Máximo Huerta firma una novela conmovedora para hablarnos de lo que callamos, de lo que olvidamos… y de lo que nunca se borra del todo: Mamá está dormida (Editorial Planeta).

Cuando Aurora comienza a perder la memoria le pregunta a su hijo: «Y tu hermano, ¿dónde está?». Una frase que podría ser cotidiana y trivial si no fuera porque ese hijo, de cincuenta y tres años, siempre había creído que era el único. ¿Será cierto o se trata de una alucinación? ¿Cómo podría cambiarle esto la vida? ¿Pesan más los recuerdos borrosos de su madre o las certezas que afloran entre las grietas de sus discusiones? Para descifrar la verdad, ambos iniciarán un viaje en autocaravana junto con su vieja perrita hasta Vera de Bidasoa, un pueblo entre montañas donde Aurora vivió de joven.

«Un día las madres dejan de ser un seguro de vida. Se da la vuelta al contrato y tú lo eres para ellas«, reza la undécima novela de Máximo Huerta, una historia que refleja parte de la vida personal del escritor y periodista valenciano.

Una road movie hecha novela (para huir del presente)

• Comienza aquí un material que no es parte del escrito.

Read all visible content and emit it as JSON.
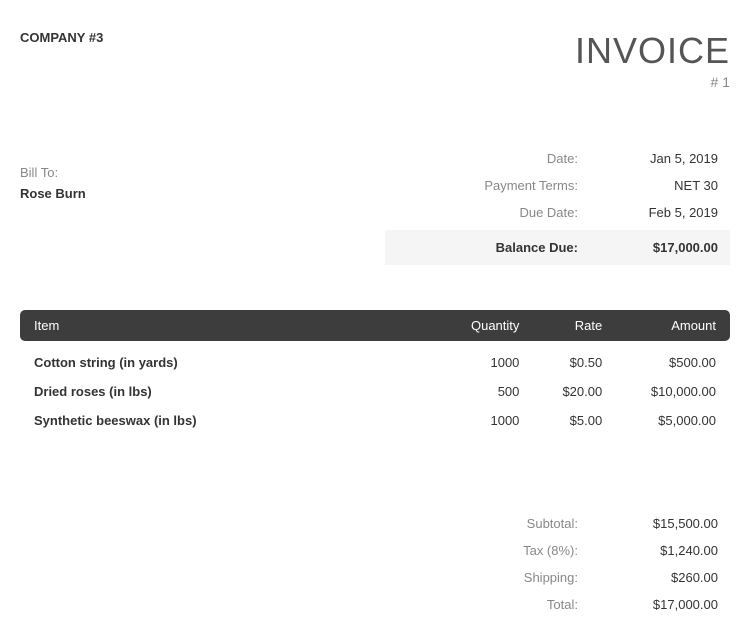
{
  "header": {
    "company_name": "COMPANY #3",
    "invoice_title": "INVOICE",
    "invoice_number": "# 1"
  },
  "bill_to": {
    "label": "Bill To:",
    "name": "Rose Burn"
  },
  "meta": {
    "date_label": "Date:",
    "date_value": "Jan 5, 2019",
    "terms_label": "Payment Terms:",
    "terms_value": "NET 30",
    "due_label": "Due Date:",
    "due_value": "Feb 5, 2019",
    "balance_label": "Balance Due:",
    "balance_value": "$17,000.00"
  },
  "table": {
    "headers": {
      "item": "Item",
      "quantity": "Quantity",
      "rate": "Rate",
      "amount": "Amount"
    },
    "rows": [
      {
        "item": "Cotton string (in yards)",
        "quantity": "1000",
        "rate": "$0.50",
        "amount": "$500.00"
      },
      {
        "item": "Dried roses (in lbs)",
        "quantity": "500",
        "rate": "$20.00",
        "amount": "$10,000.00"
      },
      {
        "item": "Synthetic beeswax (in lbs)",
        "quantity": "1000",
        "rate": "$5.00",
        "amount": "$5,000.00"
      }
    ]
  },
  "totals": {
    "subtotal_label": "Subtotal:",
    "subtotal_value": "$15,500.00",
    "tax_label": "Tax (8%):",
    "tax_value": "$1,240.00",
    "shipping_label": "Shipping:",
    "shipping_value": "$260.00",
    "total_label": "Total:",
    "total_value": "$17,000.00"
  }
}
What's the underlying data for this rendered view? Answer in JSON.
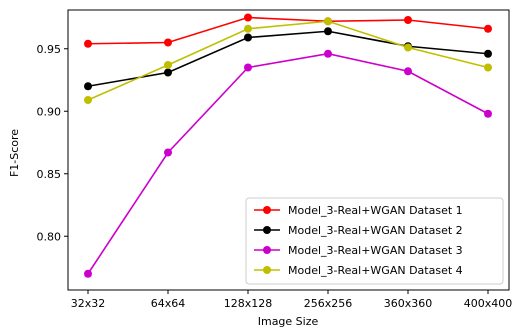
{
  "chart_data": {
    "type": "line",
    "title": "",
    "xlabel": "Image Size",
    "ylabel": "F1-Score",
    "categories": [
      "32x32",
      "64x64",
      "128x128",
      "256x256",
      "360x360",
      "400x400"
    ],
    "ylim": [
      0.757,
      0.981
    ],
    "yticks": [
      0.8,
      0.85,
      0.9,
      0.95
    ],
    "ytick_labels": [
      "0.80",
      "0.85",
      "0.90",
      "0.95"
    ],
    "grid": false,
    "legend_position": "lower-right",
    "marker": "circle",
    "series": [
      {
        "name": "Model_3-Real+WGAN Dataset 1",
        "color": "#ff0000",
        "values": [
          0.954,
          0.955,
          0.975,
          0.972,
          0.973,
          0.966
        ]
      },
      {
        "name": "Model_3-Real+WGAN Dataset 2",
        "color": "#000000",
        "values": [
          0.92,
          0.931,
          0.959,
          0.964,
          0.952,
          0.946
        ]
      },
      {
        "name": "Model_3-Real+WGAN Dataset 3",
        "color": "#cc00cc",
        "values": [
          0.77,
          0.867,
          0.935,
          0.946,
          0.932,
          0.898
        ]
      },
      {
        "name": "Model_3-Real+WGAN Dataset 4",
        "color": "#bfbf00",
        "values": [
          0.909,
          0.937,
          0.966,
          0.972,
          0.951,
          0.935
        ]
      }
    ]
  }
}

Si tuviéramos que comparar esta novela con otra rama del séptimo arte sería sin duda con lo cinematográfico. Mamá está dormida es una road movie en toda regla hecha novela. Máximo Huerta nos presenta a estos dos personajes, a esta madre y su hijo (y su perra) que sienten la imperiosa necesidad de huir de su presente doloroso y emprenden un viaje que no sólo es por carretera sino también en su interior. Gracias a su eficaz y cercano discurso te sentirás uno más en esa autocaravana. Y creedme cuando os digo que lo más poderoso que tiene esta novela es la cercanía que desprende.

Tintes de novela costumbrista

Más allá de la intimidad, de lo propio también percibimos tintes y trazos de la novela costumbrista, de la España costumbrista que tanto nos identifica. Es absolutamente imposible leer esta obra de Máximo Huerta y no sentir como te pellizcan ciertos recuerdos de la infancia, de la adolescencia.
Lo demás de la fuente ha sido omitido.